Мы-то рады передохнуть да силенок поднабрать, потому что в самом деле совсем замучились. Сняли мы золотой крест, который на Кремле был, и каждому солдату досталась малая толика. Да на возвратном пути зима пришла на месяц раньше, а почему — болваны ученые так и не могли объяснить толком, вот нас и прихватил мороз. Нет больше армии, понятно? Нет больше генералов, нет даже сержантов! И началось, значит, царствие нищеты и голода, царствие, в котором все мы, что верно, то верно, были равны. У всех одна дума — поскорее бы увидеть Францию, никто не наклонялся подобрать ружье или деньги; каждый шел куда глаза глядят, ружье нес как придется, не до славы было. Да и погода стояла прескверная, императору не видать было своей звезды. Разладилось у него что-то с небом. Тошно бедняге было смотреть, как его орлы летят прочь от победы. Суров стал, да как же не стать суровым! Вот и Березина. Да, други мои, честью заверить могу: с самого сотворения мира во веки веков не бывало, чтоб до того все смешалось — войска, повозки, артиллерия и чтоб сыпал такой снег и небо было такое хмурое. Схватишься, к примеру, за дуло ружья — обожжет, такое оно холодное. И тут-то армию вызволили понтонеры, твердо держались они на своем посту; и в лучшем виде показал себя наш Гондрен, один он в живых и остался из тех упрямцев, которые лезли в воду и наводили мосты, армия прошла по этим мостам и спаслась от русских, потому как они еще не потеряли решпекта перед великой армией по случаю ее прошлых побед.
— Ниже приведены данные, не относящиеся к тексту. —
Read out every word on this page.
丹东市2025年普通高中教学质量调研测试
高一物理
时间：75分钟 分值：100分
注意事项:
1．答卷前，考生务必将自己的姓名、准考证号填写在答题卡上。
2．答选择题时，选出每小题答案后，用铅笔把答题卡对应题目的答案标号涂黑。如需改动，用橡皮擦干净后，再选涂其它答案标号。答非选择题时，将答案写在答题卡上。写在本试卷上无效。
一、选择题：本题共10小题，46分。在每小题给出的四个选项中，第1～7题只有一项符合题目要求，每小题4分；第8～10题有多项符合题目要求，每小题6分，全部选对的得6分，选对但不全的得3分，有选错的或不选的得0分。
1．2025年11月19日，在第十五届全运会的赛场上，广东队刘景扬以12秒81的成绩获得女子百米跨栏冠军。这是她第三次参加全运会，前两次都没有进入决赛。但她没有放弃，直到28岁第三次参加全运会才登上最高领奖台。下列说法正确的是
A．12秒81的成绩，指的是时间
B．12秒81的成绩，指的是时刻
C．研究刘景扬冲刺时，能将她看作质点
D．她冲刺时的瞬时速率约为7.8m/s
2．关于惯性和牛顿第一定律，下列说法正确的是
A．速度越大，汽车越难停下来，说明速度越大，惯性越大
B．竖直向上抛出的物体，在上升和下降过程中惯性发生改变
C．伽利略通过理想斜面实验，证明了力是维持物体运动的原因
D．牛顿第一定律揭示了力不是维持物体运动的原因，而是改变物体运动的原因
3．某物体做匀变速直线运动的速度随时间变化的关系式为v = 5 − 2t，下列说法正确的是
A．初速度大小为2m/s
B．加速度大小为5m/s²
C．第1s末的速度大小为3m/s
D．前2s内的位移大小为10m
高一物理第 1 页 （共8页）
И он добавил, указывая на Гондрена, смотревшего на него с вниманием, свойственным глухим:

— Гондрен — отменный солдат, можно сказать, почетный солдат и заслуживает от вас превеликого уважения.
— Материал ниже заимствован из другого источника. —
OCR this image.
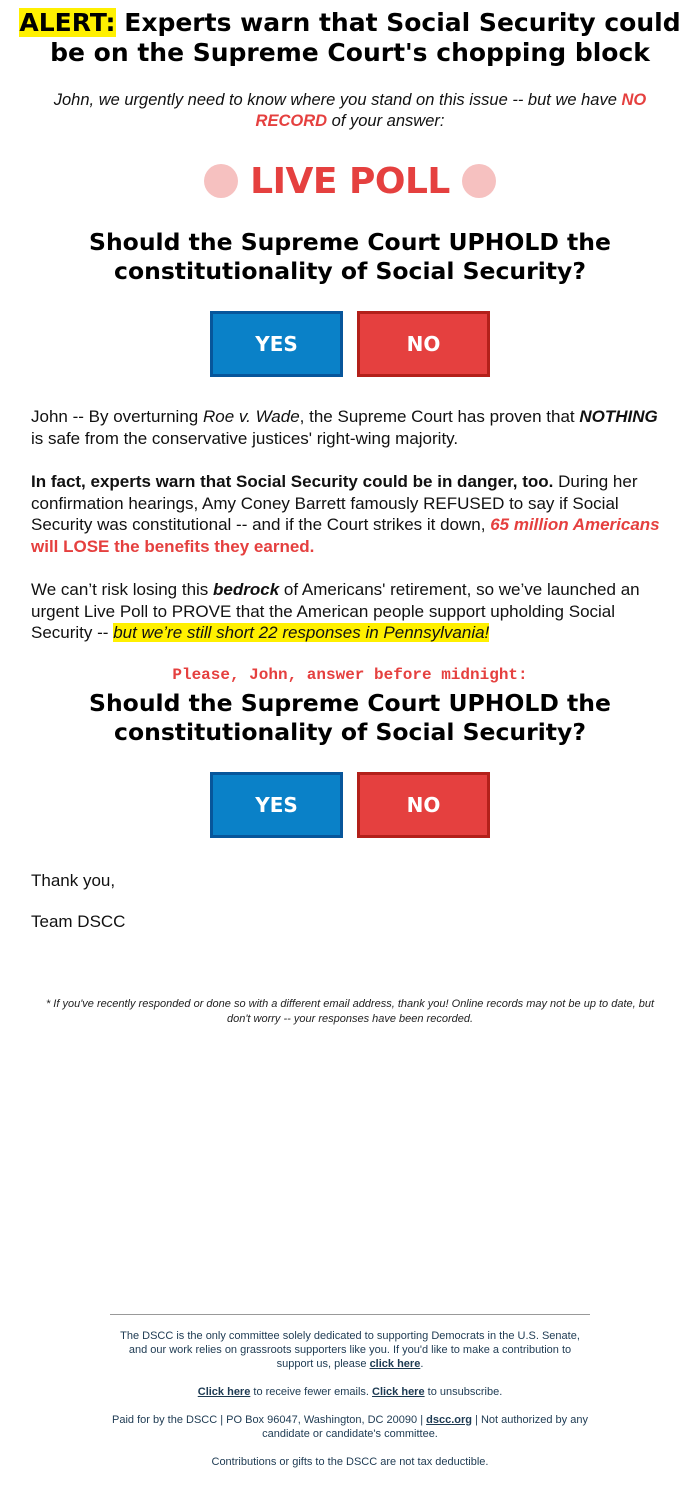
ALERT: Experts warn that Social Security could be on the Supreme Court's chopping block

John, we urgently need to know where you stand on this issue -- but we have NO RECORD of your answer:

LIVE POLL
Should the Supreme Court UPHOLD the constitutionality of Social Security?
YES	NO

John -- By overturning Roe v. Wade, the Supreme Court has proven that NOTHING is safe from the conservative justices' right-wing majority.

In fact, experts warn that Social Security could be in danger, too. During her confirmation hearings, Amy Coney Barrett famously REFUSED to say if Social Security was constitutional -- and if the Court strikes it down, 65 million Americans will LOSE the benefits they earned.

We can’t risk losing this bedrock of Americans' retirement, so we’ve launched an urgent Live Poll to PROVE that the American people support upholding Social Security -- but we’re still short 22 responses in Pennsylvania!

Please, John, answer before midnight:

Should the Supreme Court UPHOLD the constitutionality of Social Security?
YES	NO

Thank you,

Team DSCC

* If you've recently responded or done so with a different email address, thank you! Online records may not be up to date, but don't worry -- your responses have been recorded.

The DSCC is the only committee solely dedicated to supporting Democrats in the U.S. Senate, and our work relies on grassroots supporters like you. If you'd like to make a contribution to support us, please click here.

Click here to receive fewer emails. Click here to unsubscribe.

Paid for by the DSCC | PO Box 96047, Washington, DC 20090 | dscc.org | Not authorized by any candidate or candidate's committee.

Contributions or gifts to the DSCC are not tax deductible.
Видел я, — продолжал он, — императора, когда он, не шевелясь, стоял возле моста, его и мороз не брал. Ну, разве и это спроста? Смотрел он, как гибнут его сокровища, друзья его, старые его египетские солдаты. А по мосту двигались маркитантки, повозки, артиллерия — все такое истасканное, замызганное, разбитое. Кто посмелее, сохранил знамена, потому, видите ли, знамена — это сама Франция, это — ваш брат, это — честь гражданина и солдата, и надобно было, чтобы она осталась неприкосновенной, чтоб не сломилась от холода. Обогревались мы, обмороженные, только возле императора; когда ему-то грозила опасность, все мы сбегались к нему, а ведь не останавливались мы, чтобы выручить друзей. Говорят еще, ночами он плакал по горемычной своей солдатской семье. А все же лишь он да наш брат француз могли выбраться из такой беды, ну и выбрались, с потерями, правда, и большими потерями, что там толковать. Союзники сожрали наши припасы. Все стали императора предавать, как сказал ему Красный человек. Брехуны парижане помалкивали с той поры, как введена была императорская гвардия, а тут решили, что он конченый человек, и замыслили они заговор, втянули и префекта полиции, чтобы свергнуть императора. Проведал он об этих самых кознях, досадно ему стало, и говорит он нам, уезжая:

— Прощайте, ребята, охраняйте посты, вернусь скоро!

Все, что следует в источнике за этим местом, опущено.